PRISE EN BOULIMIE FONCIERE ET RISQUES CLIMATIQUES

  Enregistrer au format PDF  envoyer l'article par mail title=    Date de publication : lundi 24 septembre 2012
Que restera-t-il de la Petite Côte et des terroirs des îles du Saloum dans un demi-siècle ? Simple question de temps, le sol se dérobe chaque jour sous les pieds d’une paysannerie en péril dans cette partie du centre ouest sénégalais. Coincé à l’ouest par une mer qui avance sur le continent et de l’autre côté, par le désir des plus riches d’acheter aux ruraux leurs rares terres fertiles pour l’agriculture, la Petite côte et les îles du Saloum, de Joal à Djinack plus au sud, offrent une image peu reluisante sur leur avenir. Si l’Etat et les régions n’arrêtent pas le massacre, les effets du tourisme de masse cumulés aux besoins toujours plus grands d’espaces et aux effets néfastes du changement du climat ont fini de perturber les équilibres écologiques dans la zone. Pour corriger la tendance, le compte à rebours a déjà commencé et le temps est désormais compté.

source : www.sudonline.sn - 24/09/2012

Le tourisme contre l’agriculture, loin d’un slogan, c’est bien le nouveau choix des paysans de cette zone qui préfèrent vendre leurs terres que d’attendre l’eau tomber du ciel pour semer des graines. L’argent plus fort que tout. Voila la nouvelle formule de ces gens des terroirs que n’arrivent plus à convaincre les théories des organismes de conseil et d’encadrement. Sur la Petite côte, autour des villages de Saly et Vélingara, il n’existe plus de champs de mil, d’arachide et de niébé. Confrontés au boom touristique et à l’exode rural, ces villages séparés de la ville de Mbour par d’immenses champs, sont aujourd’hui en voie de disparition.

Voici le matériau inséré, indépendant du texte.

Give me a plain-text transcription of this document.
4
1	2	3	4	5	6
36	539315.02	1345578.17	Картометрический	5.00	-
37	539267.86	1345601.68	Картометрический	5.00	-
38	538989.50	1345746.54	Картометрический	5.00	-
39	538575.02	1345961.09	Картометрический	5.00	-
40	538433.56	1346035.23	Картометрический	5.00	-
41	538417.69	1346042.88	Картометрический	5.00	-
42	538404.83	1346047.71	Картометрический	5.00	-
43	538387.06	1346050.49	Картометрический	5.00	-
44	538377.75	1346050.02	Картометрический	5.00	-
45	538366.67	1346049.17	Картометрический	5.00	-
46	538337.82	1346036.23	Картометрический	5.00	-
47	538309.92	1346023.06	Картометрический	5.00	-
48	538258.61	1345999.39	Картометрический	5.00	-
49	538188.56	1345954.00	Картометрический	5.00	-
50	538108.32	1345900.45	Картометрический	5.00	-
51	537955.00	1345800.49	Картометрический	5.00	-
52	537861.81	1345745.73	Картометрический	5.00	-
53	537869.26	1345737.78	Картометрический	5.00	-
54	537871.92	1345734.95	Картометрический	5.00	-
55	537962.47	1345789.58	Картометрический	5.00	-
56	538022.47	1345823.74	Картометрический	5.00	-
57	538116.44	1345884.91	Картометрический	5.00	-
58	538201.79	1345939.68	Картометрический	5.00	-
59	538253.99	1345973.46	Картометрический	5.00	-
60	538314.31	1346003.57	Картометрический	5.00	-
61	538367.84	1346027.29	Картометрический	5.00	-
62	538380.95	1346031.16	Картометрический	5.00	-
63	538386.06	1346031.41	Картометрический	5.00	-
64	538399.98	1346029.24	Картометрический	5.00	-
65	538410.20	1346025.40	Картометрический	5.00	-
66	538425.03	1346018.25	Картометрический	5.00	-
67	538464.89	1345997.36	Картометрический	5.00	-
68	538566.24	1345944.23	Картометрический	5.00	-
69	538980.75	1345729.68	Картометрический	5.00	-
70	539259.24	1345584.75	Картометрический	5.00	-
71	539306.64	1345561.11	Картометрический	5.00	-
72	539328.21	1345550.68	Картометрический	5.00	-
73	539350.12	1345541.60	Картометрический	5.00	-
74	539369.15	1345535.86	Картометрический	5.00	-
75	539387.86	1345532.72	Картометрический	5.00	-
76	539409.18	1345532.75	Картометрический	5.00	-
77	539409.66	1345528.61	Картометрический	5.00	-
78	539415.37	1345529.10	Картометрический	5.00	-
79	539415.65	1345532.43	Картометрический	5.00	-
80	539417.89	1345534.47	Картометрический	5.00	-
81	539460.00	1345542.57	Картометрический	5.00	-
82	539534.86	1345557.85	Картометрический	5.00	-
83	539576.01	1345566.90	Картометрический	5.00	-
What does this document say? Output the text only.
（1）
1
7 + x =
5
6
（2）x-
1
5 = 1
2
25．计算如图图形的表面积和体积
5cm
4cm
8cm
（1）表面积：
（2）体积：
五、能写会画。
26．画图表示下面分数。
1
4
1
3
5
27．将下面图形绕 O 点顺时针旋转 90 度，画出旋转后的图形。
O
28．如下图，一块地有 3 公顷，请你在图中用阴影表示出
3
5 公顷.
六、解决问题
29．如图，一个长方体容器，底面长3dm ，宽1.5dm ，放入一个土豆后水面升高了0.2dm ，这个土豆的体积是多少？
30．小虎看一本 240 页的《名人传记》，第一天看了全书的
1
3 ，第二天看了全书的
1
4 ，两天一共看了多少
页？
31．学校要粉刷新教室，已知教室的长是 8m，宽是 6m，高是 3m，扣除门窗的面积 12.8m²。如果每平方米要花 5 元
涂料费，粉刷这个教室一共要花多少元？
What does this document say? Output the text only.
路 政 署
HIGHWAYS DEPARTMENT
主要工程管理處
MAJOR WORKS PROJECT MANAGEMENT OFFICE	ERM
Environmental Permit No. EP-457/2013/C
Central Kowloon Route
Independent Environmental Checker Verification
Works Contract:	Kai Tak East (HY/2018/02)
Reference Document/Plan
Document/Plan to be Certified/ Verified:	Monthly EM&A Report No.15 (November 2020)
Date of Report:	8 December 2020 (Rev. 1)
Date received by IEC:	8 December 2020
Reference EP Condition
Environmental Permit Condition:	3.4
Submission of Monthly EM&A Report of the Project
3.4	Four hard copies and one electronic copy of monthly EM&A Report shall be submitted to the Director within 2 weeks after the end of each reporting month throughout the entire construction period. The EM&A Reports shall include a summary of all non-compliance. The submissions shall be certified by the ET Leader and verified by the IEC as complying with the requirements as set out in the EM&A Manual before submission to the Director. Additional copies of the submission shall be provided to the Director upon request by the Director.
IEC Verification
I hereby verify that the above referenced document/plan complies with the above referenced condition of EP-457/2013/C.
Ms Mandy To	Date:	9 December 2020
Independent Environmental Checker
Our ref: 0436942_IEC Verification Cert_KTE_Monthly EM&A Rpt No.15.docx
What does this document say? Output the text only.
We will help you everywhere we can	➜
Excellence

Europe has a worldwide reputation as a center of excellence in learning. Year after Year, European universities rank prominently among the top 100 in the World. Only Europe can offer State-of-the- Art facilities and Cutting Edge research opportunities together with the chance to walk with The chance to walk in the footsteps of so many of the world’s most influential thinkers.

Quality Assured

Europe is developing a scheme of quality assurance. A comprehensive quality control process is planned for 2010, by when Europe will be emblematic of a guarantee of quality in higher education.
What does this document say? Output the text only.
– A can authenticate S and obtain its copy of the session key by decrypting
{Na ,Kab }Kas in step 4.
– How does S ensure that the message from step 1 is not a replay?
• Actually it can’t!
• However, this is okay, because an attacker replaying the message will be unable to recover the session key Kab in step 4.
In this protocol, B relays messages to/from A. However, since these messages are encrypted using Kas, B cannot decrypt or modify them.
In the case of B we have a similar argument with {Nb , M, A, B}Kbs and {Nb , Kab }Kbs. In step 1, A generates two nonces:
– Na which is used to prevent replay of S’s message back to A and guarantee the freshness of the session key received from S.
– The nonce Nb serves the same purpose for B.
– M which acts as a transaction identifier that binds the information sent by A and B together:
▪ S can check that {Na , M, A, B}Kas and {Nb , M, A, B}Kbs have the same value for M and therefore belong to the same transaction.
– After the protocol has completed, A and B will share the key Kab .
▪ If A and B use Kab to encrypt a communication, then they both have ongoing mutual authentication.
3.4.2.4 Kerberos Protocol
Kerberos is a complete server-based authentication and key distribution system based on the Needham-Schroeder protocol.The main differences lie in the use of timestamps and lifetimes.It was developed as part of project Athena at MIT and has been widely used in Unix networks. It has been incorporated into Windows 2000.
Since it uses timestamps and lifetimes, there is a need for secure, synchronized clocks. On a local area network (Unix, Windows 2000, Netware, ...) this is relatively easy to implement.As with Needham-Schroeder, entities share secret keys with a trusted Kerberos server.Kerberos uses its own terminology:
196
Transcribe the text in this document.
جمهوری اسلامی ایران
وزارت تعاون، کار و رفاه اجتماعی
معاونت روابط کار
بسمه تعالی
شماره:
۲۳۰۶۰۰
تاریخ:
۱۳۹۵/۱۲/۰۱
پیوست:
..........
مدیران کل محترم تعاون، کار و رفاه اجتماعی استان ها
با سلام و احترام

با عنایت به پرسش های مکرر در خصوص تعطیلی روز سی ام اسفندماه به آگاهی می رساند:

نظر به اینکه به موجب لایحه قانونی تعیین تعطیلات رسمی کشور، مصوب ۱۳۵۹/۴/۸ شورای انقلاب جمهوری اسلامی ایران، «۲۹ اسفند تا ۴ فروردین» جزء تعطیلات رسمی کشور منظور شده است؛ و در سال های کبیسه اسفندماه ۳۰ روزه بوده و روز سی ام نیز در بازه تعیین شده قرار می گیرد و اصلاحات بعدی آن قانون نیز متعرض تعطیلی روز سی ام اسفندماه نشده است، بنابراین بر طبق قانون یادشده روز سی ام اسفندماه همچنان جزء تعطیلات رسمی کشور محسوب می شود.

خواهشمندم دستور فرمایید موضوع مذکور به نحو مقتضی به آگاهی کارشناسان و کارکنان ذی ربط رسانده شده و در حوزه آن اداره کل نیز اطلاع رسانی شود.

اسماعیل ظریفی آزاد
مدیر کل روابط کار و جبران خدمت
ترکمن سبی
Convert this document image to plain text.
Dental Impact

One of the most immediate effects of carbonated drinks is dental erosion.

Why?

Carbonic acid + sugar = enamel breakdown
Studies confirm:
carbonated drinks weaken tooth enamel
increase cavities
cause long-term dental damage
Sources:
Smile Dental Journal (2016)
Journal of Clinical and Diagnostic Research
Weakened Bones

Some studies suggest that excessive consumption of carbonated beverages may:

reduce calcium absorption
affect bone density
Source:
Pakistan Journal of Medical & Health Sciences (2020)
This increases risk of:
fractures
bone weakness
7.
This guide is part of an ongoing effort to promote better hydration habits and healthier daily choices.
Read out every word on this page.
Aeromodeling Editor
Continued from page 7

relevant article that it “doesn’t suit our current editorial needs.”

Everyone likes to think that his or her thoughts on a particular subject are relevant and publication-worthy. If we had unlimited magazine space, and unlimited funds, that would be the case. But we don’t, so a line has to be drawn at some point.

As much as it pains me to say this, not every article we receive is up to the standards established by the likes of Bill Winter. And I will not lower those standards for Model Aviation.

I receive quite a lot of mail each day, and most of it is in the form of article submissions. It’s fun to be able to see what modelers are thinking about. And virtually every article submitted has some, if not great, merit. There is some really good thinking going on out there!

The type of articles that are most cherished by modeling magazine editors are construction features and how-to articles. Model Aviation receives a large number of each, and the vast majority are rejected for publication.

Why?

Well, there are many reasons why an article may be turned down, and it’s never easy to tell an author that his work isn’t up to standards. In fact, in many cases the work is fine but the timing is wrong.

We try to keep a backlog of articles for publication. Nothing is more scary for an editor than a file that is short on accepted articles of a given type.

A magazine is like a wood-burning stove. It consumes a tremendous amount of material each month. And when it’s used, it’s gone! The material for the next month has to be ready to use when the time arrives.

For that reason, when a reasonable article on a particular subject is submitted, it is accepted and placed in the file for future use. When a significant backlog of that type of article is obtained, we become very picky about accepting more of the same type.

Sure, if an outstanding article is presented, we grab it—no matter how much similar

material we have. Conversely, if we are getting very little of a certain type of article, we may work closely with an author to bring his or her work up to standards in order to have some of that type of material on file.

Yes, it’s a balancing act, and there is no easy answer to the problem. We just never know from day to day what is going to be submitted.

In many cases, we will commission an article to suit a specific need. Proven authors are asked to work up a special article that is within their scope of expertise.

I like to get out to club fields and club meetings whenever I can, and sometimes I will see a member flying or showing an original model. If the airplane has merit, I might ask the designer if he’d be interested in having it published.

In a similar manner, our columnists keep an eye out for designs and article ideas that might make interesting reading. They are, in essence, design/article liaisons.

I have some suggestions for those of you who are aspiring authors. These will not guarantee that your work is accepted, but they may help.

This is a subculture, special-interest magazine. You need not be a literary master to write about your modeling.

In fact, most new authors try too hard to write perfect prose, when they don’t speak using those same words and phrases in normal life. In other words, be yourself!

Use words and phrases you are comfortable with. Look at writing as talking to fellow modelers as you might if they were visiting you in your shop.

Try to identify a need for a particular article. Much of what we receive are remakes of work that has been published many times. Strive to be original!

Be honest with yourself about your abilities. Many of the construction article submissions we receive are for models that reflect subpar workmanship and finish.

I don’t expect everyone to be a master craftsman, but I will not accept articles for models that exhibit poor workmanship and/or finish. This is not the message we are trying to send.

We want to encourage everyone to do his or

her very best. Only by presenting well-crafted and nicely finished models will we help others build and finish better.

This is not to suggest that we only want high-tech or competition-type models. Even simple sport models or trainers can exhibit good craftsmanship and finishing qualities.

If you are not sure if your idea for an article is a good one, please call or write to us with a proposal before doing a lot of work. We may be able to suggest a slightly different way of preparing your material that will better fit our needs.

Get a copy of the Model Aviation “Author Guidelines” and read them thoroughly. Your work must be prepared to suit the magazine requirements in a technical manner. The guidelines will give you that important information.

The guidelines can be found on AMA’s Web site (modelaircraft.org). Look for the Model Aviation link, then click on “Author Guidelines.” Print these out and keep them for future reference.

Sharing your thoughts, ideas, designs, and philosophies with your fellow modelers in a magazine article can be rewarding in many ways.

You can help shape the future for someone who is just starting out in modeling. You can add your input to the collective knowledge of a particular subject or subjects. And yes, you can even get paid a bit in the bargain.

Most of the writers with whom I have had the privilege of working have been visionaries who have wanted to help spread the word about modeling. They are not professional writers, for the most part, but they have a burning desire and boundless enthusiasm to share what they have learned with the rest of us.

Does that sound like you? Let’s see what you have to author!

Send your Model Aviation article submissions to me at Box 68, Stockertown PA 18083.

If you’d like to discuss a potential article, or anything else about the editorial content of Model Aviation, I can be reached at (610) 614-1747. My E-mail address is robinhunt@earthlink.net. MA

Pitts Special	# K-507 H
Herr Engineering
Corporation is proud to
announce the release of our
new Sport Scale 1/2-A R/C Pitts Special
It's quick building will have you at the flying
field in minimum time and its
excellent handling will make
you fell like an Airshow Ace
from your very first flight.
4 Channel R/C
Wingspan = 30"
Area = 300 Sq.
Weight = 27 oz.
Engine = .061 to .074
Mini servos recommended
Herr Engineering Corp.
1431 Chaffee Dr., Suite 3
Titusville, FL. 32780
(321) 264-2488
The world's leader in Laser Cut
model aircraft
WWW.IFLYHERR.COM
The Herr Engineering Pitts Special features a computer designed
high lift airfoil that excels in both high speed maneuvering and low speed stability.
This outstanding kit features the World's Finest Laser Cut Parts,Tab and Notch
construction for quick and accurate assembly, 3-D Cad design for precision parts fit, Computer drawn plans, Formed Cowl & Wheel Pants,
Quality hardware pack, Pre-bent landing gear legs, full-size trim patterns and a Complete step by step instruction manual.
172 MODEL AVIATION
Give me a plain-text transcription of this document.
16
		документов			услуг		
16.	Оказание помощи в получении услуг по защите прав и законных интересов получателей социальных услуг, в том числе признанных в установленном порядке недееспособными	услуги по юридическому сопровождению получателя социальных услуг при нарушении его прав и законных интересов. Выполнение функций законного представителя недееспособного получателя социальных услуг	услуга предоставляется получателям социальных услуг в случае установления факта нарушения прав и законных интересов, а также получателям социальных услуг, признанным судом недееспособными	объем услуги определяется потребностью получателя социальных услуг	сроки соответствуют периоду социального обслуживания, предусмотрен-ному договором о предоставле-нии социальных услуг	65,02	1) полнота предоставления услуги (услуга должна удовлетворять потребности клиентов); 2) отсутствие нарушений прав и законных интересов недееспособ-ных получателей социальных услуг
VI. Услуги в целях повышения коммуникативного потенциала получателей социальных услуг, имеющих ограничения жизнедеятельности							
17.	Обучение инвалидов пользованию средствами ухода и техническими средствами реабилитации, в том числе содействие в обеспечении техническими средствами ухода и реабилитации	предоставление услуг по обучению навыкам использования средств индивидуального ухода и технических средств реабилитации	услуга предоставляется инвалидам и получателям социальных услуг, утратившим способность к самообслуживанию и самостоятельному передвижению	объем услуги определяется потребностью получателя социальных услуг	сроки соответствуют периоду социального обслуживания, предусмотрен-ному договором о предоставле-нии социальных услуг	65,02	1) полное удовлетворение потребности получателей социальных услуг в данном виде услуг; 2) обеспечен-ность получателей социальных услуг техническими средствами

La terre ne sert plus à faire du maïs, du mil, du niébé et encore, mais à construire des villas et des campements pour touristes.

En partant de Dakar, depuis la sortie de Yène et Toubab Dialaw, tout le long du littoral de cette partie ouest du pays est aujourd’hui à la portée des spéculateurs qui le désirent : la faute à l’Etat qui a laissé la décentralisation aux maisons d’élus et de responsables plutôt enclins à se remplir les poches qu’à servir les populations locales. Tous les moyens sont bons pour se remplir les poches en temps de crise.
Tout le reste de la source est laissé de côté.